The Flow Map interactive application view didn’t work in older IE11 browsers and had some minor formatting issues.
Drilling down on an Assess rule to see all apps that use the rule would cut off results at the first screen.
Protect suppressed incorrect attack events after creating an exclusion. (We fixed this by adding an option to suppress events in an improved Create Exclusion workflow.) XXE attack events showed incorrect and confusing details in the attack event overview.
Libraries showed incorrect total vulnerabilities counts for CVEs. Users could not override a Library policy at the organization level.
New and Improved Features
Jira integrations have a new application importance filtering option that tells Contrast to only create tickets for vulnerabilities from applications that have a specific importance level.
It’s now possible to search for vulnerabilities by Application Tag, both through the Contrast UI and the API. A new filter option in the Vulnerabilities view makes it easier to find vulnerabilities by topics that are relevant to your teams.
We support .NET Core applications deployed on Linux. We’re expanding our coverage of .NET Core applications from Windows to include Linux deployments. You can now use the same .NET Core agent and gain accurate and detailed security coverage on your application.
Integrations with Azure Pipeline can now allow development teams to set vulnerability thresholds that prevent builds from succeeding if applications exceed thresholds and are too vulnerable.
The Java team worked to improve accuracy in Assess for this release in these areas:
Detecting XSS attacks on Java Servlet applications
Detecting SSRF attacks
When using Java 11
The team also made improvements for reporting and troubleshooting, as well as smaller bug fixes. These include:
Clarified usage of the max_stack_depth property and improved reporting of the error that occurs when it is misconfigured.
Added a heartbeat message to help administrators diagnose Contrast Protect syslog connectivity.
.NET agent summaries
The team improved sensitive data masking for cookies and assured higher accuracy for Path Traversal rules in Protect.

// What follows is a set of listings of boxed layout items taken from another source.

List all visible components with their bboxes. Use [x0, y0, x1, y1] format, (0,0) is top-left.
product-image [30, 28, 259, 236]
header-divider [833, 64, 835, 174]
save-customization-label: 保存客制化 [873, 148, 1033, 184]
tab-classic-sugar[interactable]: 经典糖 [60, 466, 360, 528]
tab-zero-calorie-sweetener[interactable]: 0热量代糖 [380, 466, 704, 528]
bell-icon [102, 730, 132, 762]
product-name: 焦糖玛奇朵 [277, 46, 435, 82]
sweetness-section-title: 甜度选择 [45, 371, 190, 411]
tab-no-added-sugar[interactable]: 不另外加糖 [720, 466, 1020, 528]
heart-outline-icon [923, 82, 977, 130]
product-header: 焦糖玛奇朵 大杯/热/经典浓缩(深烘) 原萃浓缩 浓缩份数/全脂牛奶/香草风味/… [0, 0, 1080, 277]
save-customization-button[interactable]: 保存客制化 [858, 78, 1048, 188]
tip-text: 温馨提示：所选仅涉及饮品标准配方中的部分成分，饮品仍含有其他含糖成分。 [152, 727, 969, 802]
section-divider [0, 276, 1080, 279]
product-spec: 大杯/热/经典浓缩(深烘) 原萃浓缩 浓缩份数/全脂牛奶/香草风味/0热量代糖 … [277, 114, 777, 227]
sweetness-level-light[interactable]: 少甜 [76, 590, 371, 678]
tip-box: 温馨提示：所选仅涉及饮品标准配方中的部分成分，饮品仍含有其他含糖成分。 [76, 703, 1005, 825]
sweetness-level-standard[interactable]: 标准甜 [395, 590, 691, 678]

The team improved route-based coverage across the board to more accurately discover and observe routes for different routing configurations. They also fixed the following bugs:
Error logging bug when the agent had a problem discovering applications hosted on IIS
The agent could produce an invalid IL code for applications that were re-deployed dozens and dozens of times without a server restart.
The Contrast .NET Core agent now supports Linux (Ubuntu, Debian, openSUSE)! See https://docs.contrastsecurity.com/installation-netcoresupport.html
The team also added a feature to capture and report the HTTP POST body for vulnerabilities and attacks.
The Node team is pleased to announce full support for NodeJS version 12 LTS.
The team also implemented route-based auto-verification (RBAV) functionality for the agent. RBAV will be fully released and functional when our main products also complete server implementation for route-based auto-verification.
We fixed how Assess reports relevant findings from malicious cookies for the Koa framework.
The Ruby team focused on language compatibility to ensure the agent adheres to best practices and works alongside common dependencies. In particular, the team addressed an incompatibility with FactoryBot, allowing the agent to run with the gem installed. The team also fixed an incompatibility with the 2.6 base image on Heroku, so the agent can once again be installed in that environment.
In addition, updates to Contrast Service runner assure startup in all supported installations, as well as improved interoperability for applications running in multiple processes.
The team also implemented route-based auto-verification (RBAV), slated for full release later this year.
The Python team released the Python Assess beta and continues to add features and stability improvements.
The team also improved the agent’s SQLAlchemy support and request body handling. The agent now logs its configuration and log file locations to stdout on initialization. The team fixed several issues surrounding its communication with the Contrast Service, enabling the agent to use the latest version of the Service (2.3.0) by default.
Additional improvements include PyCassa support for SQL injection and updates to internal testing and packaging.